Influx of Russian nationals in Finland: what do the border guards of the Scandinavian country say?


Is the partial mobilization of the Russian population recently announced by Vladimir Putin within the framework of his military operation in Ukraine at the origin of an exodus in Russia, in particular towards Finland?

While reporting an increase in incoming traffic at the eastern border as the weekend of June 24 approaches, the authorities of this Scandinavian state – whose territory shares more than 1,300 kilometers of border with the Federation of Russia – have recently warned against the circulation of false information supposed to testify to an unprecedented migratory phenomenon.

Videos are circulating on social networks,[mais] some have been filmed before and [sont] now taken out of context. Misinformation circulating

Without calling into question the arrivals from Russia, the Finnish border guards declared initially, on September 21, that the crowds at the border in question had “not changed with the announcement of the mobilization Russian”. “Videos are circulating on social networks,[mais] some have been filmed before and [sont] now taken out of context. Incorrect information is circulating”, had then warned the Finnish institution on Twitter.

And for good reason, as several media noted at the end of the week, beyond the problems linked to the actual shooting date of several videos, some of them were re-shared accompanied by false elements, helping to amplify misleading way the migratory phenomenon in question.

Quoted by Euronews, the author of one of the videos wrongly taken over, for example, reacted by saying that the scene he had filmed corresponded to a “normal” traffic jam for the autumn border crossings. And, as the TV channel reports, the mid-week queues at the border checkpoint in question only stretched “250 meters” in contrast to the “35 kilometers” of queue presented by a surfer whosethe video has accumulated nearly three million views on Twitter.

“Traffic entering the eastern border continued to grow”

Asked on September 22 about recent migratory flows from Russia, both by road to Finland and by air to other destinations, Kremlin spokesman Dmitry Peskov for his part pointed to “an exaggeration of the alleged crowds at airports”, and warned against “false information” concerning, among other things, road crossing points.

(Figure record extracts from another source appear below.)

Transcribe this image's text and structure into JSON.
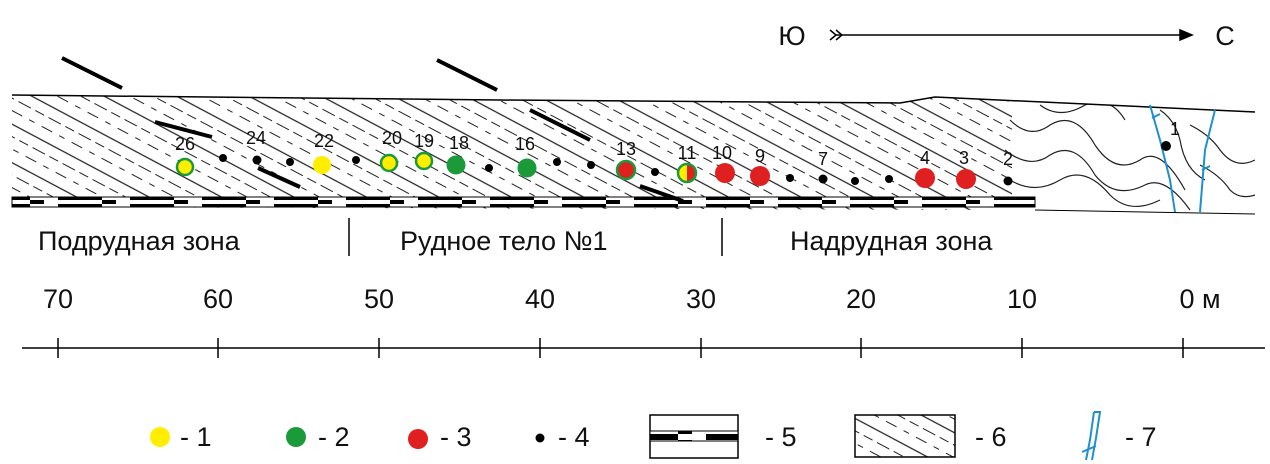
{
  "header": {
    "south": "Ю",
    "north": "С"
  },
  "zones": [
    "Подрудная зона",
    "Рудное тело №1",
    "Надрудная зона"
  ],
  "scale": [
    "70",
    "60",
    "50",
    "40",
    "30",
    "20",
    "10",
    "0 м"
  ],
  "samples": [
    "26",
    "24",
    "22",
    "20",
    "19",
    "18",
    "16",
    "13",
    "11",
    "10",
    "9",
    "7",
    "4",
    "3",
    "2",
    "1"
  ],
  "legend": [
    "- 1",
    "- 2",
    "- 3",
    "- 4",
    "- 5",
    "- 6",
    "- 7"
  ]
}
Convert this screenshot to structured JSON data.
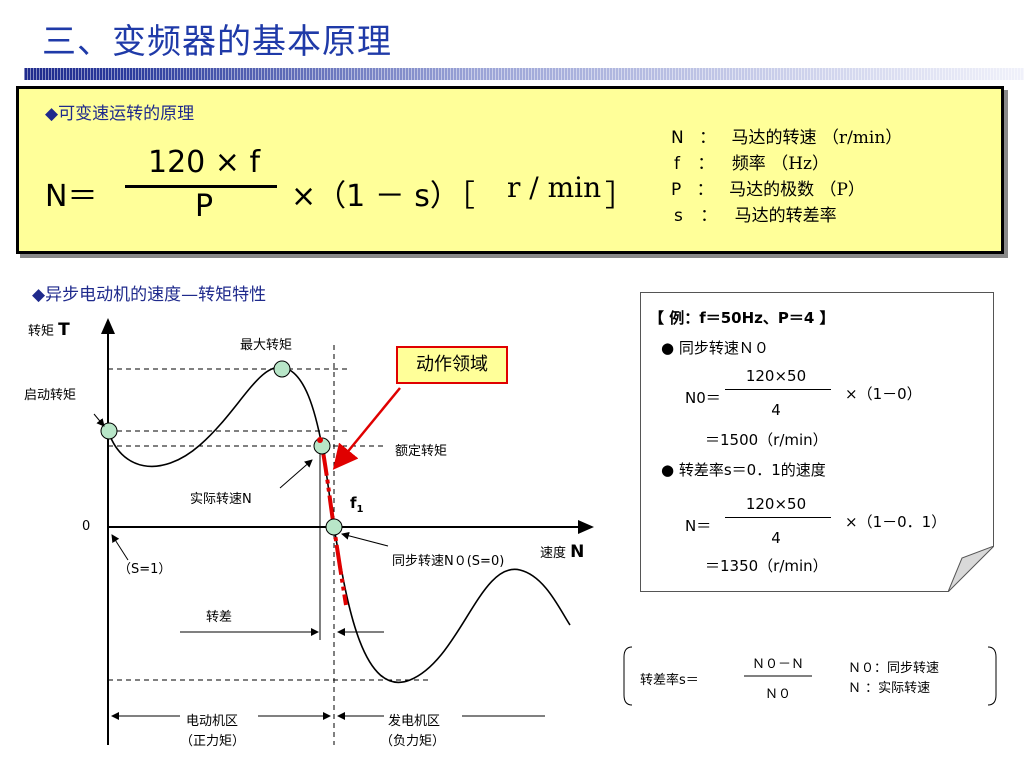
{
  "title": "三、变频器的基本原理",
  "formula_section": {
    "heading": "◆可变速运转的原理",
    "lhs": "N＝",
    "numerator": "120 × f",
    "denominator": "P",
    "rhs": "×（1 － s）［",
    "unit": "r / min",
    "close": "］",
    "legend": [
      {
        "sym": "N",
        "desc": "马达的转速",
        "unit": "（r/min）"
      },
      {
        "sym": "f",
        "desc": "频率",
        "unit": "（Hz）"
      },
      {
        "sym": "P",
        "desc": "马达的极数",
        "unit": "（P）"
      },
      {
        "sym": "s",
        "desc": "马达的转差率",
        "unit": ""
      }
    ],
    "colon": "："
  },
  "chart_section": {
    "heading": "◆异步电动机的速度—转矩特性",
    "y_axis_label": "转矩",
    "y_axis_symbol": "T",
    "x_axis_label": "速度",
    "x_axis_symbol": "N",
    "origin": "0",
    "labels": {
      "max_torque": "最大转矩",
      "start_torque": "启动转矩",
      "rated_torque": "额定转矩",
      "actual_speed": "实际转速N",
      "f1": "f",
      "f1_sub": "1",
      "sync_speed": "同步转速N０(S=0)",
      "s1": "（S=1）",
      "slip": "转差",
      "motor_zone": "电动机区",
      "motor_zone_sub": "（正力矩）",
      "gen_zone": "发电机区",
      "gen_zone_sub": "（负力矩）",
      "operating_region": "动作领域"
    },
    "colors": {
      "curve": "#000000",
      "operating": "#e00000",
      "marker": "#b8e6c8"
    }
  },
  "example": {
    "title": "【 例：f＝50Hz、P＝4 】",
    "item1": "● 同步转速Ｎ０",
    "n0_lhs": "N0＝",
    "n0_num": "120×50",
    "n0_den": "4",
    "n0_factor": "×（1－0）",
    "n0_result": "＝1500（r/min）",
    "item2": "● 转差率s＝0．1的速度",
    "n_lhs": "N＝",
    "n_num": "120×50",
    "n_den": "4",
    "n_factor": "×（1－0．1）",
    "n_result": "＝1350（r/min）"
  },
  "slip_formula": {
    "lhs": "转差率s＝",
    "num": "Ｎ０－Ｎ",
    "den": "Ｎ０",
    "def1": "Ｎ０：同步转速",
    "def2": "Ｎ ：实际转速"
  }
}
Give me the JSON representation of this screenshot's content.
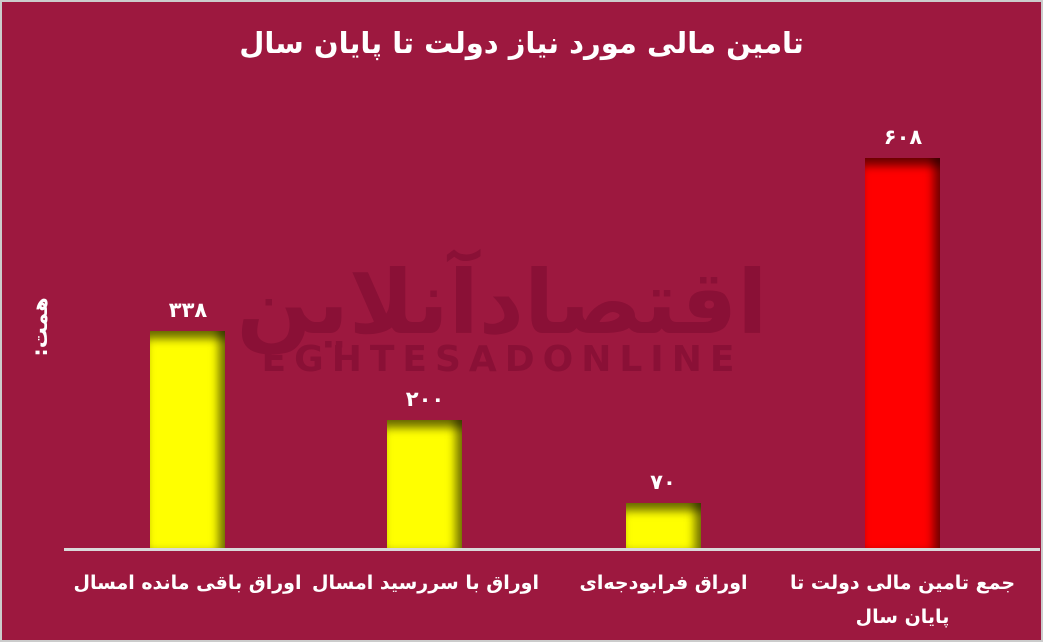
{
  "watermark": {
    "persian": "اقتصادآنلاین",
    "latin": "EGHTESADONLINE",
    "color": "#8a1036"
  },
  "chart_data": {
    "type": "bar",
    "title": "تامین مالی مورد نیاز دولت تا پایان سال",
    "xlabel": "",
    "ylabel": "همت:",
    "categories": [
      "اوراق باقی مانده امسال",
      "اوراق با سررسید امسال",
      "اوراق فرابودجه‌ای",
      "جمع تامین مالی دولت تا\nپایان سال"
    ],
    "values": [
      338,
      200,
      70,
      608
    ],
    "value_labels": [
      "۳۳۸",
      "۲۰۰",
      "۷۰",
      "۶۰۸"
    ],
    "series_colors": [
      "#ffff00",
      "#ffff00",
      "#ffff00",
      "#ff0000"
    ],
    "background_color": "#9d183f",
    "axis_line_color": "#d9d9d9",
    "text_color": "#ffffff",
    "frame_border_color": "#cccccc",
    "ylim": [
      0,
      650
    ],
    "grid": "off",
    "legend": "none"
  }
}
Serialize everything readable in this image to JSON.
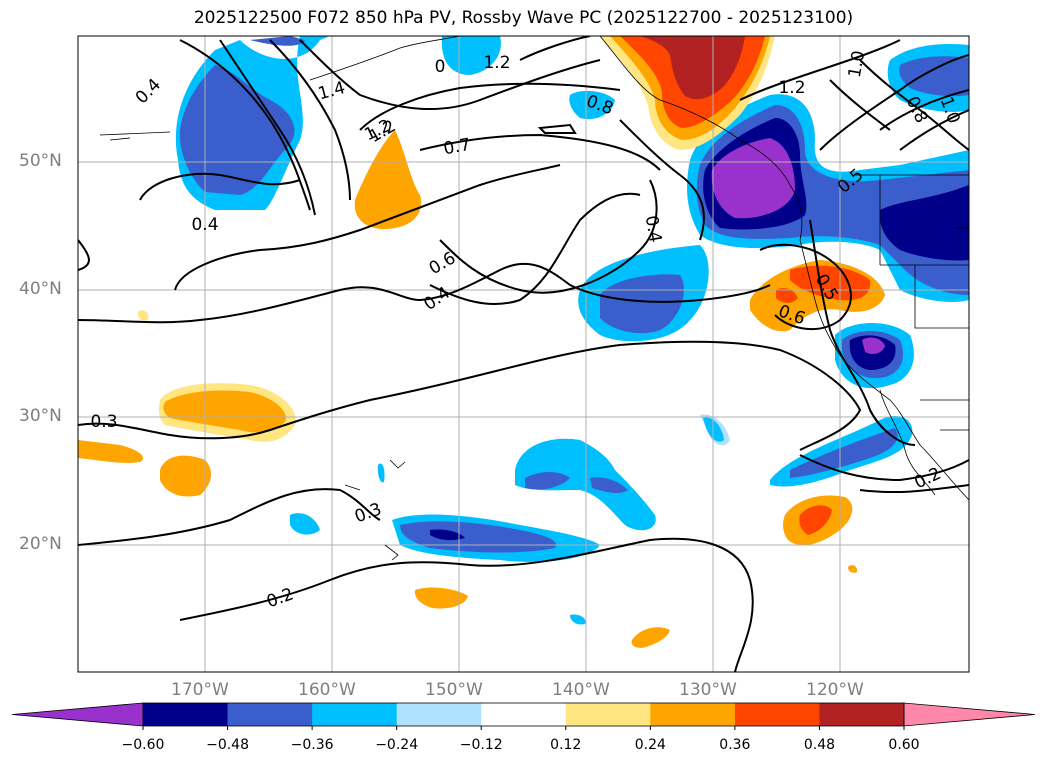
{
  "title": "2025122500 F072 850 hPa PV, Rossby Wave PC (2025122700 - 2025123100)",
  "map": {
    "lat_labels": [
      "50°N",
      "40°N",
      "30°N",
      "20°N"
    ],
    "lon_labels": [
      "170°W",
      "160°W",
      "150°W",
      "140°W",
      "130°W",
      "120°W"
    ],
    "contour_labels": [
      "0.4",
      "1.4",
      "1.2",
      "0",
      "1.2",
      "0.8",
      "1.2",
      "1.0",
      "0.8",
      "1.0",
      "1.2",
      "0.7",
      "0.4",
      "0.4",
      "0.5",
      "0.6",
      "0.4",
      "0.5",
      "0.6",
      "0.3",
      "0.3",
      "0.2",
      "0.2"
    ],
    "shading_colors": {
      "purple": "#9932cc",
      "navy": "#00008b",
      "royal_blue": "#3a5fcd",
      "deep_sky_blue": "#00bfff",
      "light_blue": "#b0e2ff",
      "light_yellow": "#ffe680",
      "orange": "#ffa500",
      "orange_red": "#ff4500",
      "firebrick": "#b22222",
      "pink": "#ff88aa"
    }
  },
  "colorbar": {
    "ticks": [
      "−0.60",
      "−0.48",
      "−0.36",
      "−0.24",
      "−0.12",
      "0.12",
      "0.24",
      "0.36",
      "0.48",
      "0.60"
    ],
    "colors": [
      "#9932cc",
      "#00008b",
      "#3a5fcd",
      "#00bfff",
      "#b0e2ff",
      "#ffffff",
      "#ffe680",
      "#ffa500",
      "#ff4500",
      "#b22222",
      "#ff88aa"
    ]
  }
}
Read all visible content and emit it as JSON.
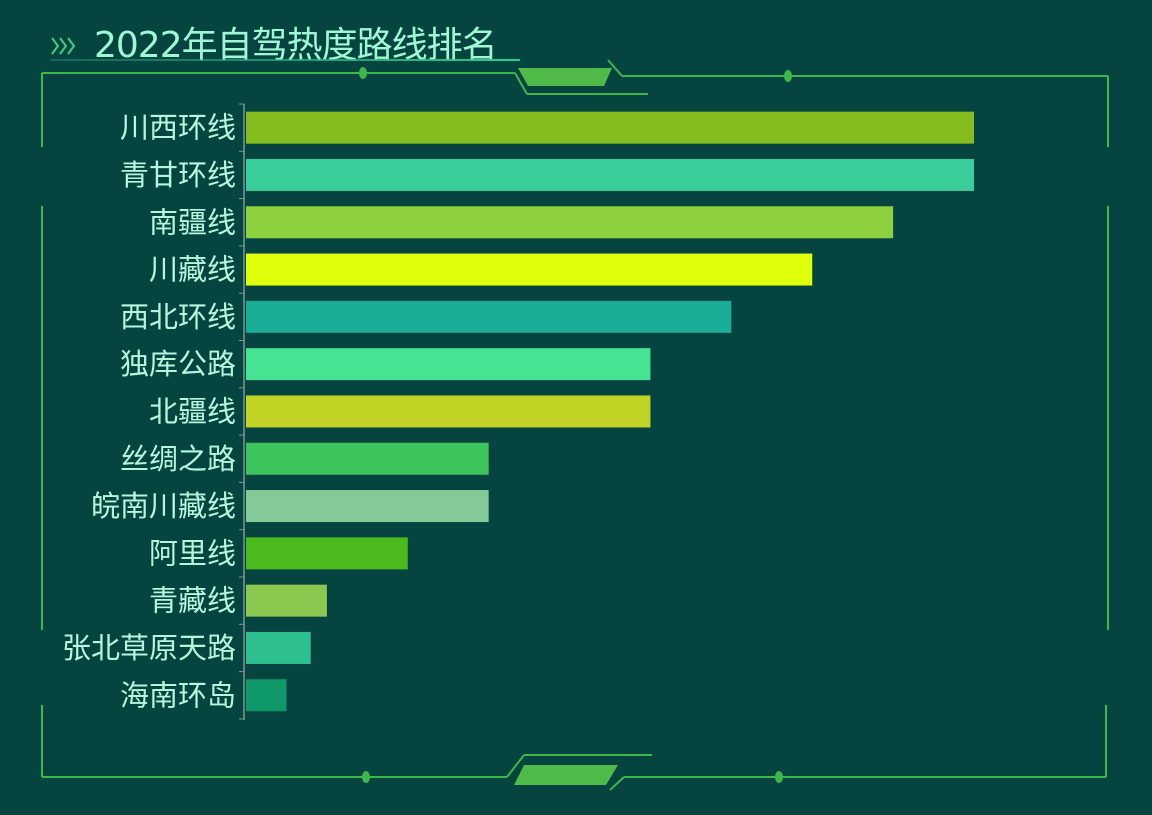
{
  "title": "2022年自驾热度路线排名",
  "chart_data": {
    "type": "bar",
    "orientation": "horizontal",
    "title": "2022年自驾热度路线排名",
    "xlabel": "",
    "ylabel": "",
    "xlim": [
      0,
      9
    ],
    "grid": false,
    "categories": [
      "川西环线",
      "青甘环线",
      "南疆线",
      "川藏线",
      "西北环线",
      "独库公路",
      "北疆线",
      "丝绸之路",
      "皖南川藏线",
      "阿里线",
      "青藏线",
      "张北草原天路",
      "海南环岛"
    ],
    "values": [
      9,
      9,
      8,
      7,
      6,
      5,
      5,
      3,
      3,
      2,
      1,
      0.8,
      0.5
    ],
    "colors": [
      "#86bd1e",
      "#38cd99",
      "#8dd13e",
      "#e0ff0a",
      "#1aae97",
      "#45e393",
      "#c1d324",
      "#3bc55c",
      "#86c998",
      "#4aba1d",
      "#8ac850",
      "#2ebf8f",
      "#0f9868"
    ]
  }
}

On the eve of the weekend, the Finnish authorities have posted several publications online reporting an increase in the influx of migrants from Russia. “Traffic at Finland’s eastern border continued to grow on Thursday. 6,470 Russians arrived in Finland through the land border. 0 illegal border crossings. We carry out a thorough check on each arrival. We remain vigilant, as always,” read the most recent tweet from the Finnish border guards.

In a speech broadcast on the morning of September 21, Russian President Vladimir Putin announced a “partial mobilization” in Russia as part of the military operation carried out since February 24 in Ukraine.

This announcement of “partial mobilization” concerns 300,000 reservists, according to the Russian Ministry of Defense. These reinforcements will be deployed to “consolidate” and “control” the rear lines, along a “front line that stretches over 1,000 kilometers” in southern and eastern Ukraine, detailed the minister, commenting on a decision that comes as Ukrainian forces launched a counter-offensive in September. The reservists “will undergo training before being sent into combat,” said the Russian president.